Negli annio scorsi aveva concentrato la sua attenzione letteraria verso il processo per doping che aveva visto protagonista la Juventus.
Il suo corpo, minato da diversi tumori, non è riuscito a superare l’ennesima difficile prova a cui la vita lo aveva sottoposto.
I funerali sono previsti a Lucca nella giornata di domani alle ore 14:30.


Dal sito www.violanews.com
17 aprile 2012 - di Roberto Vinciguerra

FOLLA AI FUNERALI DI PETRINI: TRA I PRESENTI IL PM NARDUCCI
Si sono tenuti nel pomeriggio, a Lucca, i funerali di Carlo Petrini, ex giocatore e stimato scrittore, primo grande pentito del calcio italiano, in grado di fare emergere, attraverso i suoi scritti, tutti i retroscena sulle pratiche dopatorie e sulle scommesse illegali nel mondo del calcio professionistico. Oltre la moglie Adriana ed i figli Barbara e Giancarlo, erano presenti alle esequie molte persone fra cui spiccava sicuramente la figura dell’ex PM di Calciopoli Giuseppe Narducci, che in passato ha dichiarato di essere un grande ammiratore di Carlo Petrini.
A dare l’ultimo saluto all’ex attaccante del Milan campione d’Europa nel 1969 c’erano, tra gli altri, anche alcuni ex compagni di squadra di Petrini come Kurt Hamrin, Romano Fogli e l’ex viola Claudio Bandoni, oltre ad altri ex giocatori come Paolo Stringara, Giovanni Zamboni e Dario Spagnoli.

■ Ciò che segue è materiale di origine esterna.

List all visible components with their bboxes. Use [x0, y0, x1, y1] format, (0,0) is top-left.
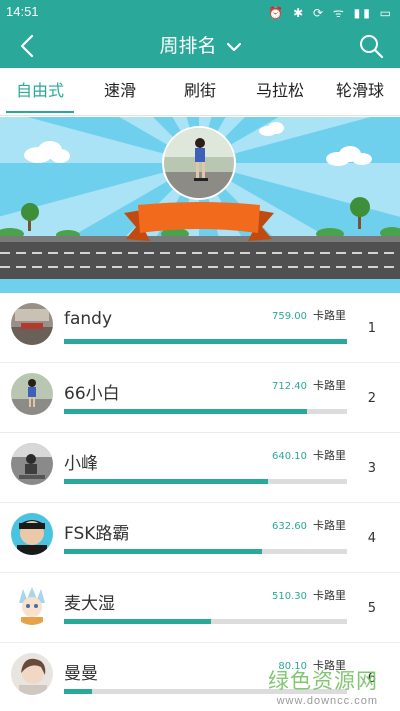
avatar: [11, 443, 53, 485]
progress-track: [64, 479, 347, 484]
distance-value: 759.00 卡路里: [272, 309, 346, 322]
ranking-row[interactable]: FSK路霸 632.60 卡路里 4: [0, 503, 400, 573]
progress-fill: [64, 619, 212, 624]
ranking-row[interactable]: 小峰 640.10 卡路里 3: [0, 433, 400, 503]
distance-value: 632.60 卡路里: [272, 519, 346, 532]
distance-value: 640.10 卡路里: [272, 449, 346, 462]
rank-number: 4: [367, 531, 376, 546]
progress-track: [64, 409, 347, 414]
app-bar: 周排名: [0, 24, 400, 68]
distance-value: 80.10 卡路里: [278, 659, 346, 672]
ranking-row[interactable]: fandy 759.00 卡路里 1: [0, 293, 400, 363]
status-bar: 14:51 ⏰ ✱ ⟳ ᯤ ▮▮ ▭: [0, 0, 400, 24]
rider-name: 小峰: [64, 454, 98, 474]
rider-name: 麦大湿: [64, 594, 115, 614]
tab-speed[interactable]: 速滑: [80, 68, 160, 115]
progress-track: [64, 549, 347, 554]
ranking-row[interactable]: 66小白 712.40 卡路里 2: [0, 363, 400, 433]
progress-fill: [64, 689, 93, 694]
rank-number: 1: [367, 321, 376, 336]
rank-number: 3: [367, 461, 376, 476]
avatar: [11, 303, 53, 345]
progress-track: [64, 339, 347, 344]
tab-street[interactable]: 刷街: [160, 68, 240, 115]
rank-number: 5: [367, 601, 376, 616]
rank-number: 2: [367, 391, 376, 406]
champion-banner: [0, 117, 400, 293]
period-selector[interactable]: 周排名: [0, 24, 400, 68]
tab-freestyle[interactable]: 自由式: [0, 68, 80, 115]
ranking-row[interactable]: 曼曼 80.10 卡路里 6: [0, 643, 400, 711]
tab-marathon[interactable]: 马拉松: [240, 68, 320, 115]
ranking-row[interactable]: 麦大湿 510.30 卡路里 5: [0, 573, 400, 643]
progress-fill: [64, 339, 347, 344]
rank-number: 6: [367, 671, 376, 686]
page-title: 周排名: [159, 35, 217, 57]
status-time: 14:51: [6, 4, 39, 19]
banner-illustration: [0, 117, 400, 293]
search-button[interactable]: [358, 33, 384, 59]
avatar: [11, 583, 53, 625]
avatar: [11, 653, 53, 695]
progress-track: [64, 619, 347, 624]
avatar: [11, 513, 53, 555]
rider-name: FSK路霸: [64, 524, 130, 544]
distance-value: 510.30 卡路里: [272, 589, 346, 602]
progress-fill: [64, 549, 263, 554]
rider-name: fandy: [64, 309, 113, 329]
category-tabs: 自由式 速滑 刷街 马拉松 轮滑球: [0, 68, 400, 116]
progress-fill: [64, 479, 268, 484]
avatar: [11, 373, 53, 415]
distance-value: 712.40 卡路里: [272, 379, 346, 392]
status-icons: ⏰ ✱ ⟳ ᯤ ▮▮ ▭: [268, 6, 394, 20]
chevron-down-icon: [226, 42, 241, 51]
progress-track: [64, 689, 347, 694]
search-icon: [360, 35, 384, 59]
progress-fill: [64, 409, 308, 414]
rider-name: 曼曼: [64, 664, 98, 684]
rider-name: 66小白: [64, 384, 120, 404]
tab-roller-hockey[interactable]: 轮滑球: [320, 68, 400, 115]
ranking-list: fandy 759.00 卡路里 1 66小白 712.40 卡路里 2 小峰 64…: [0, 293, 400, 711]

Non sono passate inosservate le presenze di Donata Bergamini (sorella di Donato, il giocatore del Cosenza ucciso in circostanze particolari , che hanno indotto i magistrati a riapire l’inchiesta dopo 20 anni), Gabriella Beatrice (moglie di Bruno, il calciatore morto di leucemia a causa di pratiche mediche disumane, per le quali è stato ritenuto colpevole Carlo Mazzone) e Ivano Fanini (storico Patron dell’Amore&Vita, oggi considerato il simbolo della lotta al doping nel ciclismo).
Toccanti le parole pronunciate, al termine della funzione, dall’attore milanese Alessandro Castellucci, protagonista in passato della famosa piece teatrale “Nel Fango del Dio Pallone” tratto ed ispirato al best seller di Carlo Petrini.
Nonostante la decina di squadre in cui Petrini ha militato nella sua carriera, solo l’AS Roma ha partecipato al dolore dei familiari e dei cari attraverso una corona di fiori consegnata personalmente nella giornata di ieri dal D.G. giallorosso Franco Baldini.